Torcida Mitrovicë, also known as Torcida 1984, is an ultras group in Mitrovica, Kosovo. Torcida are one of the major sports fan groups in Kosovo and one of the largest in Southeast Europe. Founded in 1984, they are the oldest Albanian ultra group.

== History ==
The beginnings of the supporters group can be traced back to the 1970s when KF Trepça played in the Yugoslav First League. Torcida first appeared on stage in 1981 with its banners Armata e Minatoreve, Vëllëzërit Shqiptarë Torcida in the handball match Trepca-Vardari in a great atmosphere where Trepca won this important match. After the match, the two leaders, Qeti and Xhelali, were imprisoned because of the banners with the inscription "Torcida". After being released from prison, the banners with the name Torcida did not appear on stage for a long time. On 20 March 1984, Shefqet Begu, also known as Qeti, officially founded Torcida Mitrovicë. His inspiration came from Torcida Split, the oldest European ultras, of which he was a member.

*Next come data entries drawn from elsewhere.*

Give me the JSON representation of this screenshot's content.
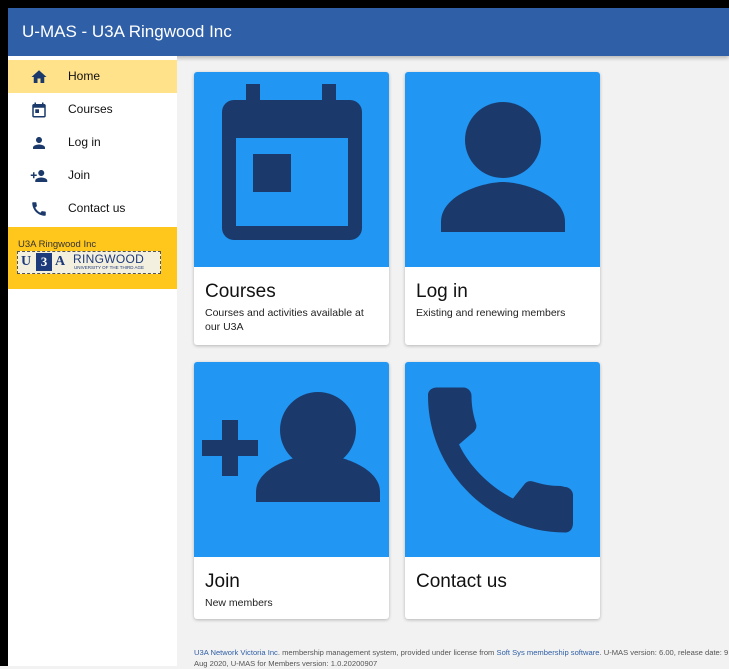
{
  "app": {
    "title": "U-MAS - U3A Ringwood Inc"
  },
  "nav": {
    "items": [
      {
        "label": "Home",
        "icon": "home-icon"
      },
      {
        "label": "Courses",
        "icon": "calendar-icon"
      },
      {
        "label": "Log in",
        "icon": "person-icon"
      },
      {
        "label": "Join",
        "icon": "person-add-icon"
      },
      {
        "label": "Contact us",
        "icon": "phone-icon"
      }
    ]
  },
  "org": {
    "name": "U3A Ringwood Inc",
    "logo": {
      "u": "U",
      "three": "3",
      "a": "A",
      "word": "RINGWOOD",
      "sub": "UNIVERSITY OF THE THIRD AGE"
    }
  },
  "cards": [
    {
      "title": "Courses",
      "description": "Courses and activities available at our U3A",
      "icon": "calendar-icon"
    },
    {
      "title": "Log in",
      "description": "Existing and renewing members",
      "icon": "person-icon"
    },
    {
      "title": "Join",
      "description": "New members",
      "icon": "person-add-icon"
    },
    {
      "title": "Contact us",
      "description": "",
      "icon": "phone-icon"
    }
  ],
  "footer": {
    "network_link": "U3A Network Victoria Inc",
    "text1": ". membership management system, provided under license from ",
    "vendor_link": "Soft Sys membership software",
    "text2": ". U-MAS version: 6.00, release date: 9 Aug 2020, U-MAS for Members version: 1.0.20200907"
  },
  "colors": {
    "appbar": "#2f5fa6",
    "card_media": "#2196f3",
    "icon": "#1b3a6b",
    "nav_active": "#ffe28a",
    "org_block": "#ffc61c"
  }
}
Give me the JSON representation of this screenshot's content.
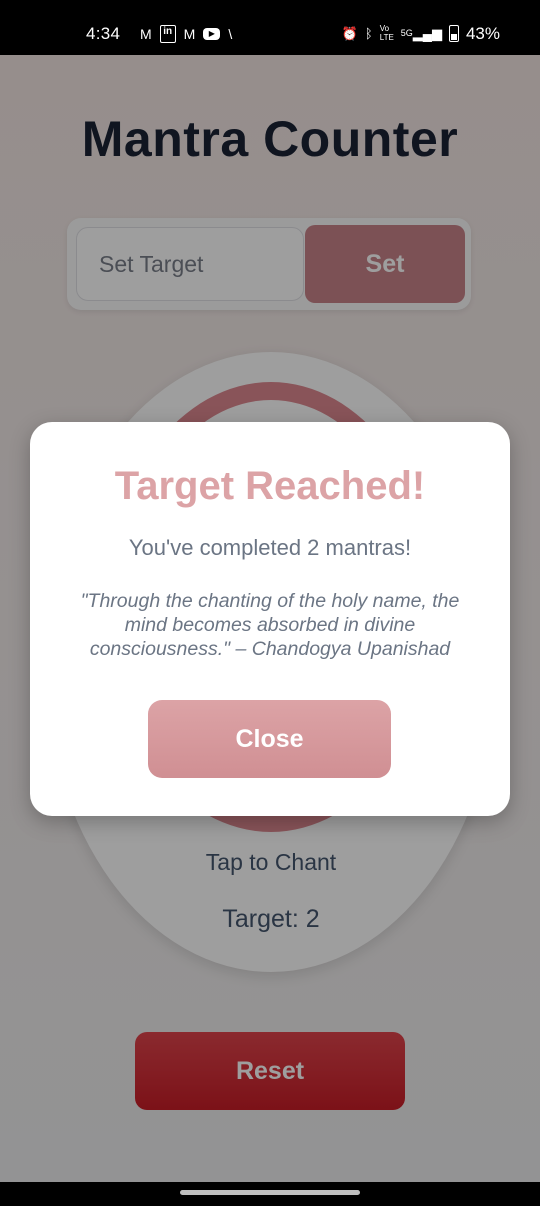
{
  "status_bar": {
    "time": "4:34",
    "left_icons": [
      "gmail-icon",
      "linkedin-icon",
      "gmail-icon",
      "youtube-icon",
      "x-icon"
    ],
    "right_icons": [
      "alarm-icon",
      "bluetooth-icon",
      "volte-icon",
      "5g-signal-icon",
      "battery-icon"
    ],
    "volte_text": "Vo LTE",
    "network_text": "5G",
    "battery_percent": "43%"
  },
  "app": {
    "title": "Mantra Counter",
    "target_input": {
      "placeholder": "Set Target",
      "value": ""
    },
    "set_button_label": "Set",
    "tap_label": "Tap to Chant",
    "target_label": "Target: 2",
    "reset_button_label": "Reset",
    "colors": {
      "accent": "#dd8890",
      "set_button": "#c8848a",
      "reset_button": "#d52e37",
      "title": "#1a2235"
    }
  },
  "modal": {
    "title": "Target Reached!",
    "message": "You've completed 2 mantras!",
    "quote": "\"Through the chanting of the holy name, the mind becomes absorbed in divine consciousness.\" – Chandogya Upanishad",
    "close_button_label": "Close",
    "colors": {
      "title": "#dca3a6",
      "button": "#d59a9e"
    }
  }
}
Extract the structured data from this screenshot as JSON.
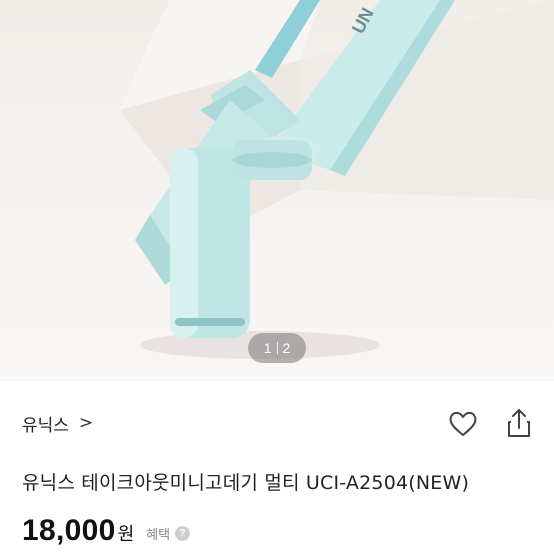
{
  "gallery": {
    "current": "1",
    "total": "2",
    "product_print": "UN"
  },
  "product": {
    "brand": "유닉스",
    "brand_chevron": ">",
    "title": "유닉스 테이크아웃미니고데기 멀티 UCI-A2504(NEW)",
    "price": "18,000",
    "currency": "원",
    "benefit_label": "혜택",
    "info_icon": "?"
  },
  "icons": {
    "favorite": "heart-icon",
    "share": "share-icon"
  },
  "colors": {
    "device_mint": "#c9ebea",
    "device_shadow": "#9fd3d3"
  }
}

After the start of the cultural oppression of the ethnic Albanian population, Torcida Mitrovicë also started to support other Kosovan sports teams and contributed to the independent sports leagues. Many members later joined the Kosovo Liberation Army. One of them was Besim Nuka who was killed in action against the Serbian forces in the Battle of Koshare and was posthumously declared a Hero of Kosovo.

After the War, Torcida Mitrovicë regularly supported the Trepça clubs and even the Albania national team against England in 2001 being the first supporters group from Kosovo to do so.

==Politics==
Since their foundation Torcida Mitrovicë promotes Greater Albania and seeks for Unification of Albania and Kosovo. They criticize the division of Mitrovica and opposed the Kosovo–Serbia land swap.

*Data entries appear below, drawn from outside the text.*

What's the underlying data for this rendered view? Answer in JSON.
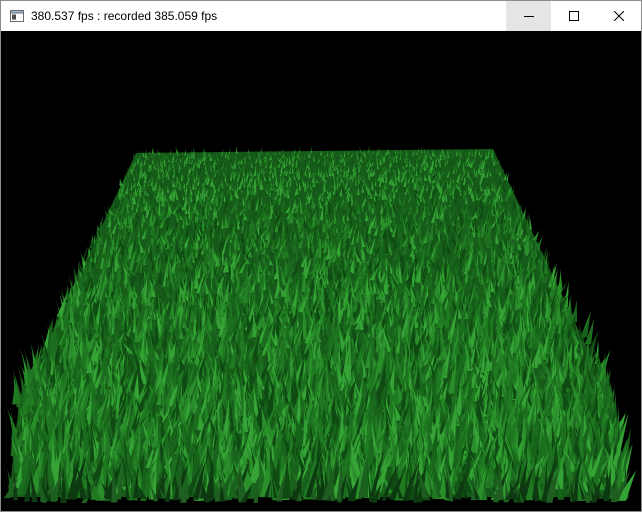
{
  "window": {
    "title": "380.537 fps : recorded 385.059 fps"
  },
  "controls": {
    "minimize_icon": "minimize-icon",
    "maximize_icon": "maximize-icon",
    "close_icon": "close-icon"
  },
  "scene": {
    "background": "#000000",
    "grass_colors": [
      "#0f4a12",
      "#18631b",
      "#207a22",
      "#2a8f2b",
      "#35a335",
      "#1c6e1f"
    ]
  }
}
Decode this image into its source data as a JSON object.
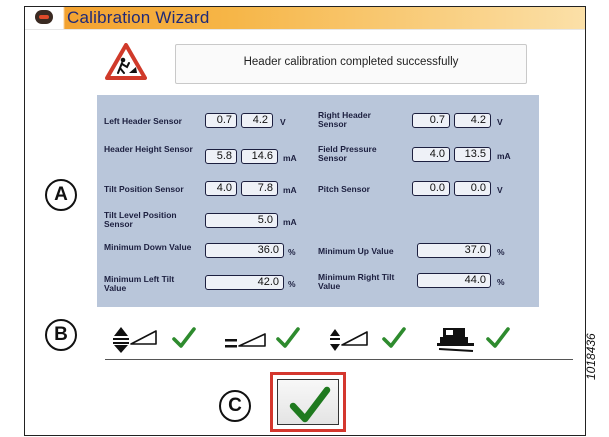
{
  "window": {
    "title": "Calibration Wizard",
    "icon": "app-logo-icon"
  },
  "status": {
    "icon": "warning-construction-icon",
    "message": "Header calibration completed successfully"
  },
  "readings": {
    "left_header_sensor": {
      "label": "Left Header Sensor",
      "value1": "0.7",
      "value2": "4.2",
      "unit": "V"
    },
    "right_header_sensor": {
      "label": "Right Header Sensor",
      "value1": "0.7",
      "value2": "4.2",
      "unit": "V"
    },
    "header_height_sensor": {
      "label": "Header Height Sensor",
      "value1": "5.8",
      "value2": "14.6",
      "unit": "mA"
    },
    "field_pressure_sensor": {
      "label": "Field Pressure Sensor",
      "value1": "4.0",
      "value2": "13.5",
      "unit": "mA"
    },
    "tilt_position_sensor": {
      "label": "Tilt Position Sensor",
      "value1": "4.0",
      "value2": "7.8",
      "unit": "mA"
    },
    "pitch_sensor": {
      "label": "Pitch Sensor",
      "value1": "0.0",
      "value2": "0.0",
      "unit": "V"
    },
    "tilt_level_position_sensor": {
      "label": "Tilt Level Position Sensor",
      "value": "5.0",
      "unit": "mA"
    },
    "minimum_down_value": {
      "label": "Minimum Down Value",
      "value": "36.0",
      "unit": "%"
    },
    "minimum_up_value": {
      "label": "Minimum Up Value",
      "value": "37.0",
      "unit": "%"
    },
    "minimum_left_tilt_value": {
      "label": "Minimum Left Tilt Value",
      "value": "42.0",
      "unit": "%"
    },
    "minimum_right_tilt_value": {
      "label": "Minimum Right Tilt Value",
      "value": "44.0",
      "unit": "%"
    }
  },
  "callouts": {
    "a": "A",
    "b": "B",
    "c": "C"
  },
  "step_icons": [
    "header-height-icon",
    "header-level-icon",
    "tilt-icon",
    "header-machine-icon"
  ],
  "confirm_icon": "checkmark-icon",
  "figure_id": "1018436",
  "colors": {
    "accent_orange": "#f3a230",
    "panel_blue": "#b9c6da",
    "check_green": "#2e8b2e",
    "confirm_border": "#d4372e"
  }
}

==Relations with other supporters==
===Rivalries===
Their biggest rival are Plisat. The rivalry is the most known rivalry in Kosovo due to the history of both clubs. It started in 1945 when Trepça and Prishtina were the dominant clubs in the Kosovo Province League. There were several incidents between Torcida and Plisat, Prishtina's supporters club. The incident which made the most headlines was the incident in Elbasan in 2015 where ten fans were arrested and four fans ended up injured. Another rival is Forca from Vushtrri.

===Brother Groups===
Their brother group is Ilirët from Kumanovë. They also have good relations with Ballistët from Tetovë and Ujqërit e Dëborës from Korçë.